Healthcare Reform Doesn’t Have to be All or Nothing

By: Jeff Cohen

pulling hairHealthcare professionals today are constantly faced with views of what’s changing in healthcare, and all of them seem equally convincing.  “One day, everyone will be employed by a hospital” is one of the favorites.  Not surprisingly, the proponents of that perspective tend to be….hospitals.  “Everyone has to merge their practices” is another favorite.  The proponents?  Large super practices, of course.

How does one sort through this?  Who’s right?  The truth is that everyone is seeing part of the whole and is “right.”  But being “right” doesn’t mean right for you.  My opinion?

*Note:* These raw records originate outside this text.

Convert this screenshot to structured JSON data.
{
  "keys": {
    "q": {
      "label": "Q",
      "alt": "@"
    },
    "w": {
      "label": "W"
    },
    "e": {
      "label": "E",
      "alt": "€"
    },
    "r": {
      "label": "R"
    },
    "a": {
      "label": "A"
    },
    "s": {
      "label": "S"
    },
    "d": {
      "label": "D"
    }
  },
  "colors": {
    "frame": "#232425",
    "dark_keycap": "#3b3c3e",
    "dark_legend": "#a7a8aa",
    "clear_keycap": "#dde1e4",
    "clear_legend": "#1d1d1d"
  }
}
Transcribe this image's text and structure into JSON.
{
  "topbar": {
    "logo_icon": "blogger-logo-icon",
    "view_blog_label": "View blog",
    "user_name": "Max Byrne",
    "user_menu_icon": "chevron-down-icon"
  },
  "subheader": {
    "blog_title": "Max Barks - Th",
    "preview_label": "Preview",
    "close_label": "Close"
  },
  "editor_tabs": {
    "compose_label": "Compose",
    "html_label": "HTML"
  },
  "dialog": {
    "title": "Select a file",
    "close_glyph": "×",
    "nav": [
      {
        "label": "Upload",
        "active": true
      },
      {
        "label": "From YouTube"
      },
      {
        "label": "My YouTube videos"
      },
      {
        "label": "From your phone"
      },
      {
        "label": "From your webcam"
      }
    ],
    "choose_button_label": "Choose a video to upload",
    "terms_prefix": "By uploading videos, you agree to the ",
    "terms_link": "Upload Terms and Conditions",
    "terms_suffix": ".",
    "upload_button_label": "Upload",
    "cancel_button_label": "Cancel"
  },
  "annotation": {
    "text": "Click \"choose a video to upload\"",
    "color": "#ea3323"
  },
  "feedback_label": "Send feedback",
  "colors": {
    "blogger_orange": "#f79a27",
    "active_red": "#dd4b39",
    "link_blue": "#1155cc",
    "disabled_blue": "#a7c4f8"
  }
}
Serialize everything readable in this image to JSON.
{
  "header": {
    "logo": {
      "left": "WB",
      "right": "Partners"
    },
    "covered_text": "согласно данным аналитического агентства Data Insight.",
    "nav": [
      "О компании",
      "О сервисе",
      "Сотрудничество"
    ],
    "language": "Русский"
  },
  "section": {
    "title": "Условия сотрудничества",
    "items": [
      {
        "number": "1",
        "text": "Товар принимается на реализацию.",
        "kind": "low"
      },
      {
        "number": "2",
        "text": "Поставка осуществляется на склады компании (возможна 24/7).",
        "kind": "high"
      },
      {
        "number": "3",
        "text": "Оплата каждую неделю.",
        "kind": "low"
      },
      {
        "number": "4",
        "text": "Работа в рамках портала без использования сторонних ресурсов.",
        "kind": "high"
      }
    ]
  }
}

●More and more people will be entitled to receive insurance based healthcare services;

●Baby Boomers, who have traditionally footed the bill for the government’s contribution to healthcare expenditures, will drop off (or lower down) the income radar screen over time and thus contribute less;

●There will be increasing pressure on healthcare expenditures over time.  No, this does not mean all care will be paid in a full cap model tomorrow;

●One of the key ways payers will look to deal with the financial pressure will involve some sort of risk based compensation (e.g. case rates, partial or full cap, patient satisfaction modifiers, percentage of premium arrangements).  In short, payers are looking to offload financial risk to providers;

Alignment (with other solid partners—hospital, physician or otherwise) will help a lot!  Stronger, more diverse provider systems are better able to withstand change and manage financial pressure; and

●As base healthcare expands, a “top tier” will likely grow too (for people willing to pay more to get more).

One size does not fit all!  Though it seems true that the ability to bear financial risk and to show quality will be increasingly critical to success, healthcare professionals faced with so many options have to ask questions like—

Where do I want to be in five years?

What sort of professional financial risks am I will to take over the next five years?

Finding the right thing takes some time and analysis, some strategic thinking.  Jumping at whatever someone is selling doesn’t.  The danger in simply swallowing someone else’s perspective is obvious.